The cluster function is also easy to use:

Project_name <- project.cluster(Project_name)

This function only requires a single parameter, but has several additional options:

  • project is the project name you specified when importing your data

OPTIONAL PARAMETERS

  • marker_indices is the indices of the markers you want to cluster. By default, the function will cluster all markers that aren't flagged as bad. If you only want to cluster specific markers (Like a list MSVs that failed in GenomeStudio), you can specify the index positions on the chip.

  • data.type is a string indicator of what data to use for clustering (default: data.type = 'raw.scaled'). Here are the current options:

    • 'raw.scaled' This is the raw X,Y signal intensities scaled and centered according to the converted R intensity value. To learn more about how this is currently implemented see the scale.raw.data.R function included in the package files.
    • 'raw' This will use the unaltered X,Y intensities.
    • 'GS.norm' This will use the normalized theta and R values determined by GenomeStudio prior to importing your data.
    • 'GS.trans' This will use the normalized values, but will further transform the theta value using an arcsin function to better equalize the cluster variance at extreme values near 0 and 1. To learn how this might help improve your data, read this paper where it is described more in depth: fitTetra paper.
  • 'iteration' How many times to cluster a marker (default: iteration = 5). Increasing this will result in more stable clustering results, but will increase computational time. Unless you are concerned about your cluster results, it is recommended to use the default.

  • 'model.list' This specifies which families of Gaussian mixture model families to use from the Rmixmod package. Best left alone for now, but will allow for better optimized models in the future.

  • 'clust.num' This value is very important.
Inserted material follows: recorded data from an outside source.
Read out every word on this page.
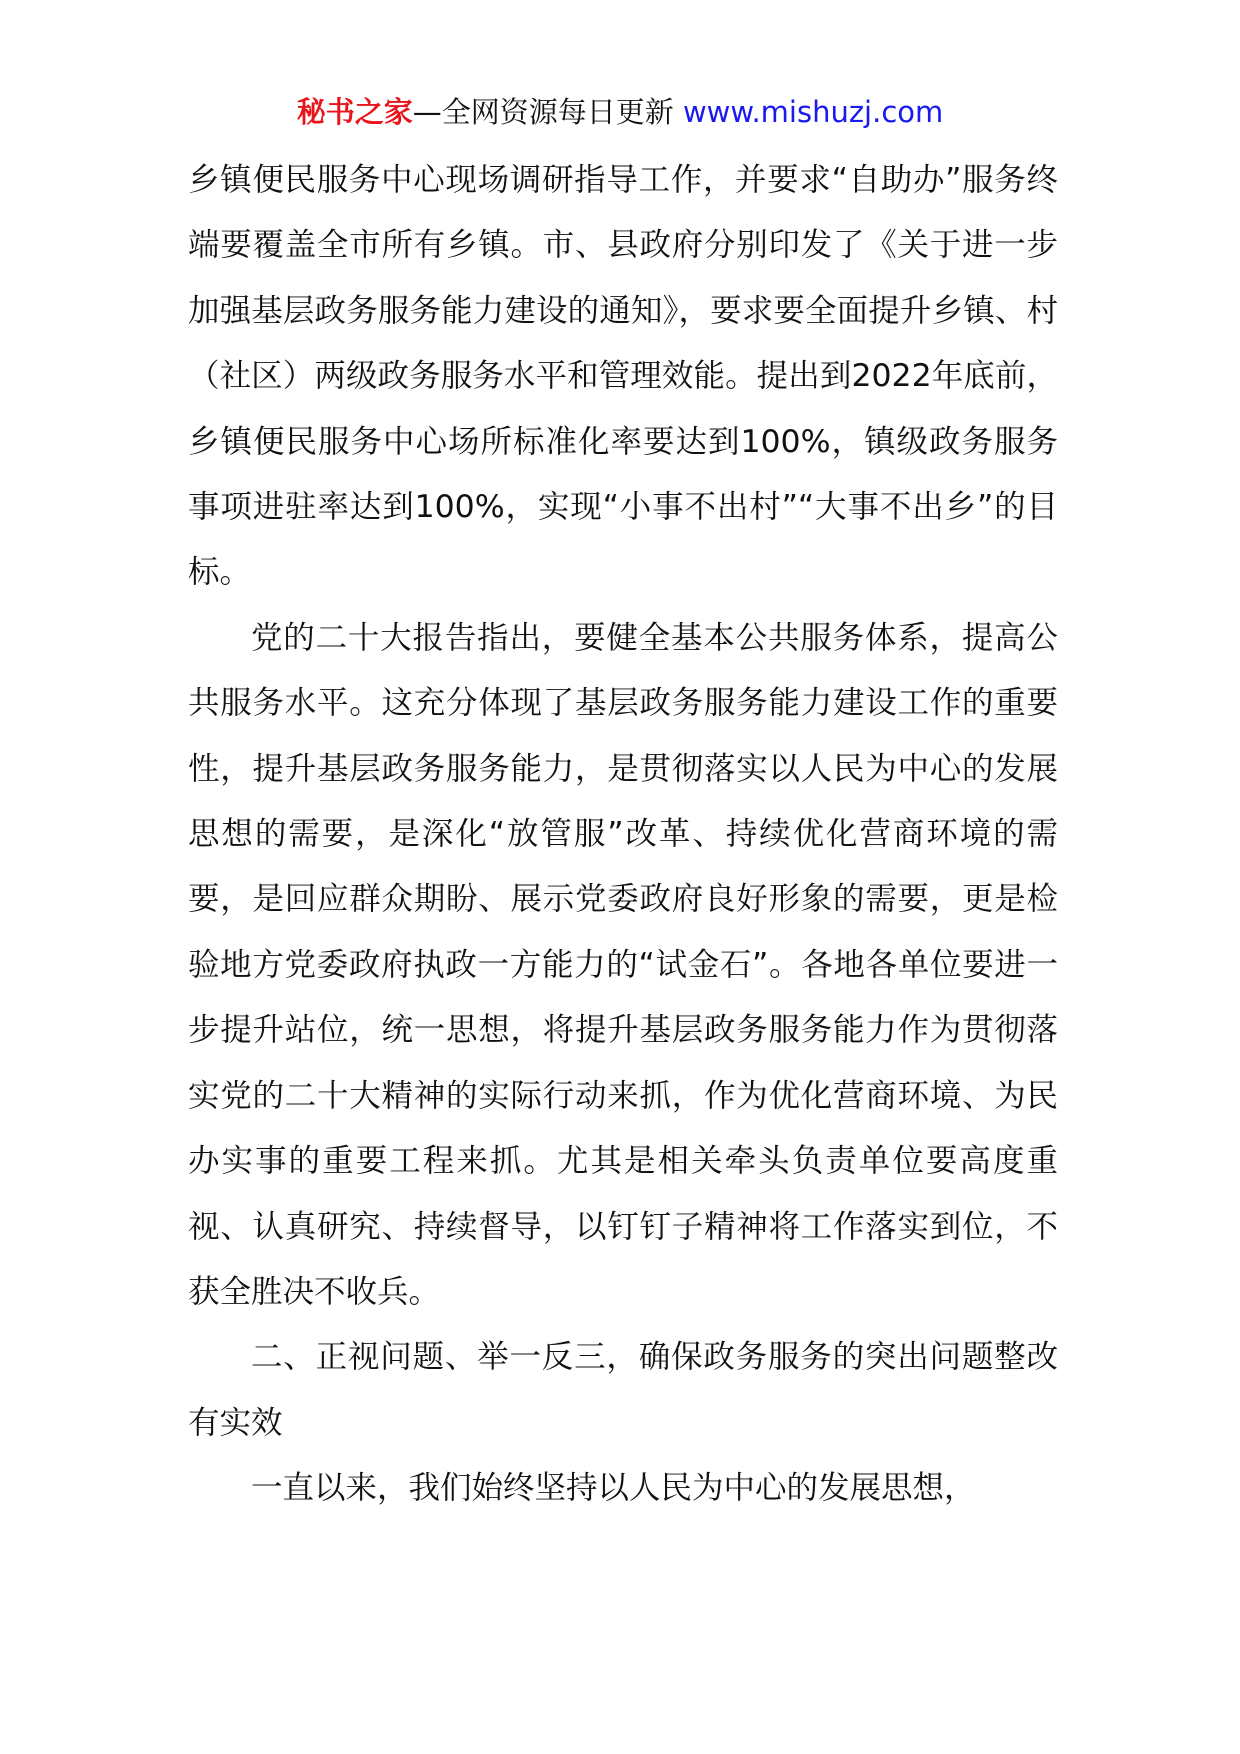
秘书之家—全网资源每日更新 www.mishuzj.com

乡镇便民服务中心现场调研指导工作，并要求“自助办”服务终端要覆盖全市所有乡镇。市、县政府分别印发了《关于进一步加强基层政务服务能力建设的通知》，要求要全面提升乡镇、村（社区）两级政务服务水平和管理效能。提出到2022年底前，乡镇便民服务中心场所标准化率要达到100%，镇级政务服务事项进驻率达到100%，实现“小事不出村”“大事不出乡”的目标。

党的二十大报告指出，要健全基本公共服务体系，提高公共服务水平。这充分体现了基层政务服务能力建设工作的重要性，提升基层政务服务能力，是贯彻落实以人民为中心的发展思想的需要，是深化“放管服”改革、持续优化营商环境的需要，是回应群众期盼、展示党委政府良好形象的需要，更是检验地方党委政府执政一方能力的“试金石”。各地各单位要进一步提升站位，统一思想，将提升基层政务服务能力作为贯彻落实党的二十大精神的实际行动来抓，作为优化营商环境、为民办实事的重要工程来抓。尤其是相关牵头负责单位要高度重视、认真研究、持续督导，以钉钉子精神将工作落实到位，不获全胜决不收兵。

二、正视问题、举一反三，确保政务服务的突出问题整改有实效

一直以来，我们始终坚持以人民为中心的发展思想，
It sets the maximum number of clusters to test for (default: clust.num = 8). Increasing it will allow for more complex cluster models with higher numbers of clusters, but will increase computational time.

5 Calling Your Genotypes

The final step is to use the cluster models to call your genotypes. The default method of calling markers is to output the cluster classifications as a numerical table with a row for each sample and a column for each marker. Because many markers will not be bi-allelic and the expected linear relationship between clusters cannot be easily determined, each marker is expanded into multiple columns with each column representing a single cluster coded as 0 or 1 depending on whether that sample was classified as being in that cluster. This is called indicator expansion and can be learned about from wikipedia. Genotypes will be stored in the ['genotypes'] attribute in your project. They will also be saved under a specified filename in a tab-delimited format compatible with many GWAS or GS tools developed in the ZZlab group.

Here is the function:

Project_name <- project.cluster(Project_name)

PARAMETERS

  • project Again, this is the name of your project.
  • call.type This indicates how to call markers. Currently, only one method is available cat.all, which outputs dummy variables for each cluster. Further methods will be implemented in the future which can isolate just bi-allelic markers or null alleles.
  • min.prop This determines the minimum proportion of samples that need to be in a cluster to be output as a marker. Because outliers are implicitly classified as their own cluster, Gaussian mixture models often identify clusters that only contain a very small proportion of the population. This parameter functions similar to a minor allele frequency (MAF) cutpoint by determining the smallest expected number of individuals required to consider a marker valid.